George met up with the guys at a local bar and proceeded to get shit-faced. After about 3 hours of guzzling liquor, George blew chow all over his shirt.

George: "Shit! The old lady is going to throw my ass out of the house for getting drunk and puking on my new shirt!"

Bill, George's best pal, gave drunk ass George an idea of how to keep from getting in trouble with the wife.

Bill: "All you got to do is have a $20 bill in your hand when you walk through the door. Then, when she accuses you of barfing all over yourself, just tell her that some other drunk puked on you and that he gave you 20 bucks to get the shirt cleaned."
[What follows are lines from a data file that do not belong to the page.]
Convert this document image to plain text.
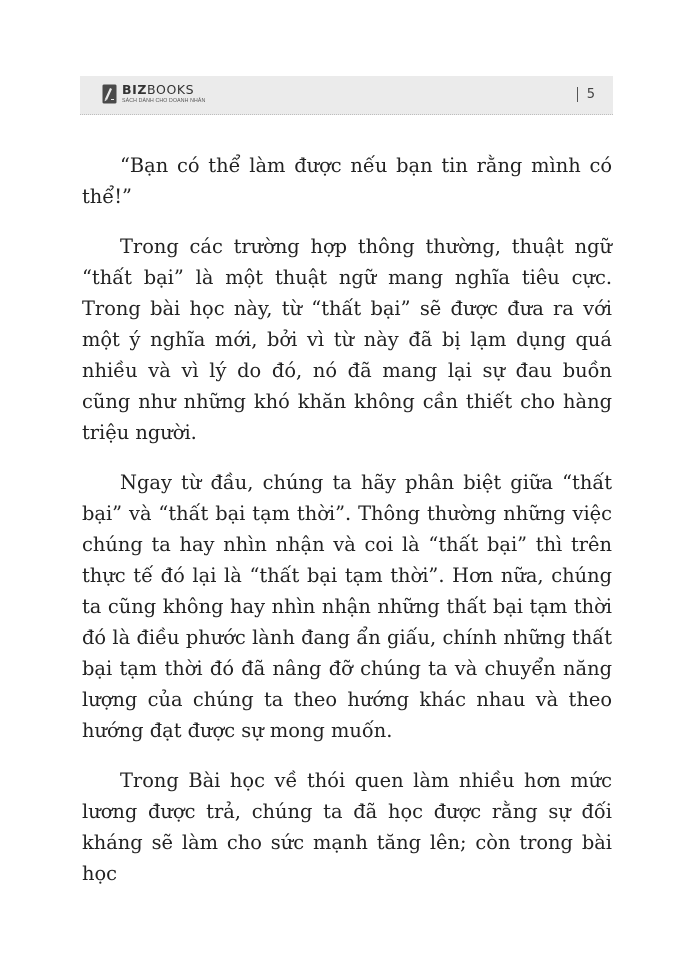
BIZBOOKS
SÁCH DÀNH CHO DOANH NHÂN	5

“Bạn có thể làm được nếu bạn tin rằng mình có thể!”

Trong các trường hợp thông thường, thuật ngữ “thất bại” là một thuật ngữ mang nghĩa tiêu cực. Trong bài học này, từ “thất bại” sẽ được đưa ra với một ý nghĩa mới, bởi vì từ này đã bị lạm dụng quá nhiều và vì lý do đó, nó đã mang lại sự đau buồn cũng như những khó khăn không cần thiết cho hàng triệu người.

Ngay từ đầu, chúng ta hãy phân biệt giữa “thất bại” và “thất bại tạm thời”. Thông thường những việc chúng ta hay nhìn nhận và coi là “thất bại” thì trên thực tế đó lại là “thất bại tạm thời”. Hơn nữa, chúng ta cũng không hay nhìn nhận những thất bại tạm thời đó là điều phước lành đang ẩn giấu, chính những thất bại tạm thời đó đã nâng đỡ chúng ta và chuyển năng lượng của chúng ta theo hướng khác nhau và theo hướng đạt được sự mong muốn.

Trong Bài học về thói quen làm nhiều hơn mức lương được trả, chúng ta đã học được rằng sự đối kháng sẽ làm cho sức mạnh tăng lên; còn trong bài học
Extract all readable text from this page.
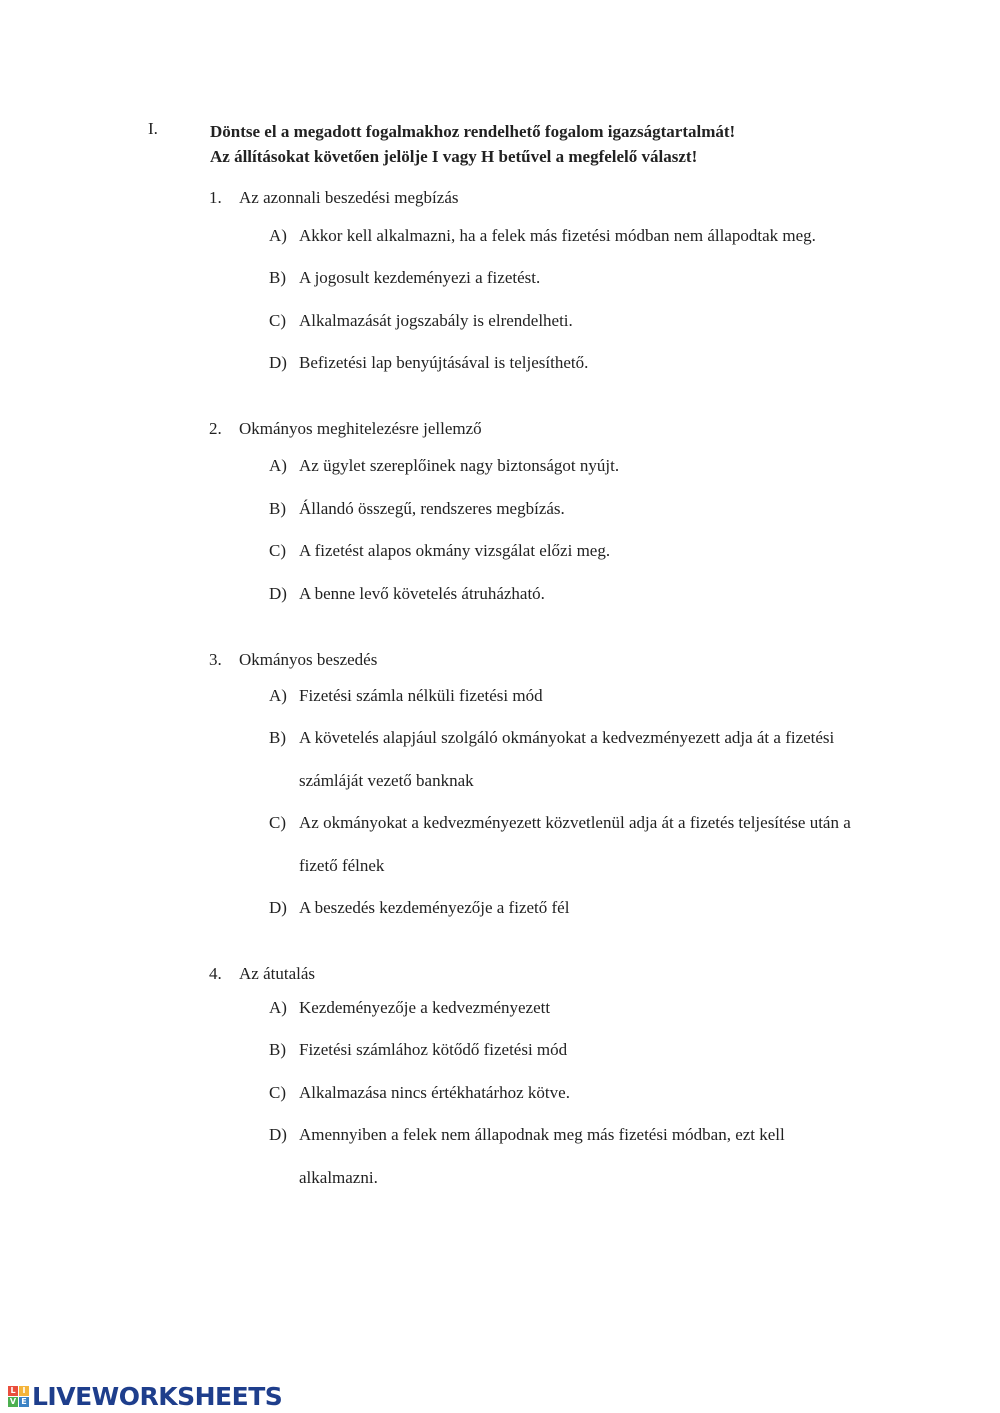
I.	Döntse el a megadott fogalmakhoz rendelhető fogalom igazságtartalmát!
Az állításokat követően jelölje I vagy H betűvel a megfelelő választ!
1. Az azonnali beszedési megbízás
A) Akkor kell alkalmazni, ha a felek más fizetési módban nem állapodtak meg.
B) A jogosult kezdeményezi a fizetést.
C) Alkalmazását jogszabály is elrendelheti.
D) Befizetési lap benyújtásával is teljesíthető.
2. Okmányos meghitelezésre jellemző
A) Az ügylet szereplőinek nagy biztonságot nyújt.
B) Állandó összegű, rendszeres megbízás.
C) A fizetést alapos okmány vizsgálat előzi meg.
D) A benne levő követelés átruházható.
3. Okmányos beszedés
A) Fizetési számla nélküli fizetési mód
B) A követelés alapjául szolgáló okmányokat a kedvezményezett adja át a fizetési számláját vezető banknak
C) Az okmányokat a kedvezményezett közvetlenül adja át a fizetés teljesítése után a fizető félnek
D) A beszedés kezdeményezője a fizető fél
4. Az átutalás
A) Kezdeményezője a kedvezményezett
B) Fizetési számlához kötődő fizetési mód
C) Alkalmazása nincs értékhatárhoz kötve.
D) Amennyiben a felek nem állapodnak meg más fizetési módban, ezt kell alkalmazni.
L I
V E LIVEWORKSHEETS
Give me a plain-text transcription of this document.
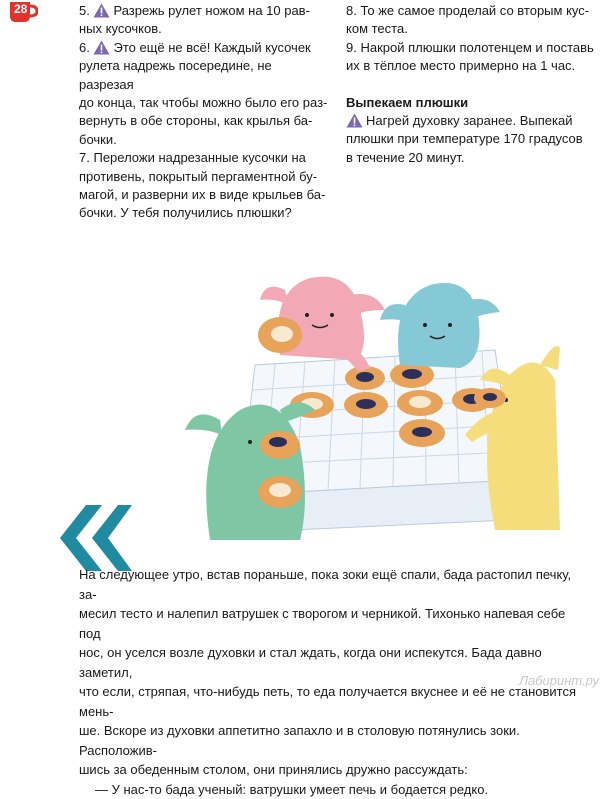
28	5. Разрежь рулет ножом на 10 рав-
ных кусочков.

6. Это ещё не всё! Каждый кусочек
рулета надрежь посередине, не разрезая
до конца, так чтобы можно было его раз-
вернуть в обе стороны, как крылья ба-
бочки.

7. Переложи надрезанные кусочки на
противень, покрытый пергаментной бу-
магой, и разверни их в виде крыльев ба-
бочки. У тебя получились плюшки?

8. То же самое проделай со вторым кус-
ком теста.

9. Накрой плюшки полотенцем и поставь
их в тёплое место примерно на 1 час.

Выпекаем плюшки

Нагрей духовку заранее. Выпекай
плюшки при температуре 170 градусов
в течение 20 минут.

На следующее утро, встав пораньше, пока зоки ещё спали, бада растопил печку, за-
месил тесто и налепил ватрушек с творогом и черникой. Тихонько напевая себе под
нос, он уселся возле духовки и стал ждать, когда они испекутся. Бада давно заметил,
что если, стряпая, что-нибудь петь, то еда получается вкуснее и её не становится мень-
ше. Вскоре из духовки аппетитно запахло и в столовую потянулись зоки. Расположив-
шись за обеденным столом, они принялись дружно рассуждать:

— У нас-то бада ученый: ватрушки умеет печь и бодается редко.

Лабиринт.ру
So, when drunk ass George walked into the house with money in hand, his wife was waiting for him in the living room.

Georges wife: "I knew that your drunk ass would spew bile and booze all over that new shirt!"

George: "Honey, let me explain! This drunken fool at the bar puked on me and gave me 20 bucks to have it cleaned."

His wife snatched the money out of his hand and observed that he was holding two $20 bills.

George's wife: "Is that so? Then where did the other 20 dollar bill come from?"

George: "Oh, That's from the guy who shat in my pants."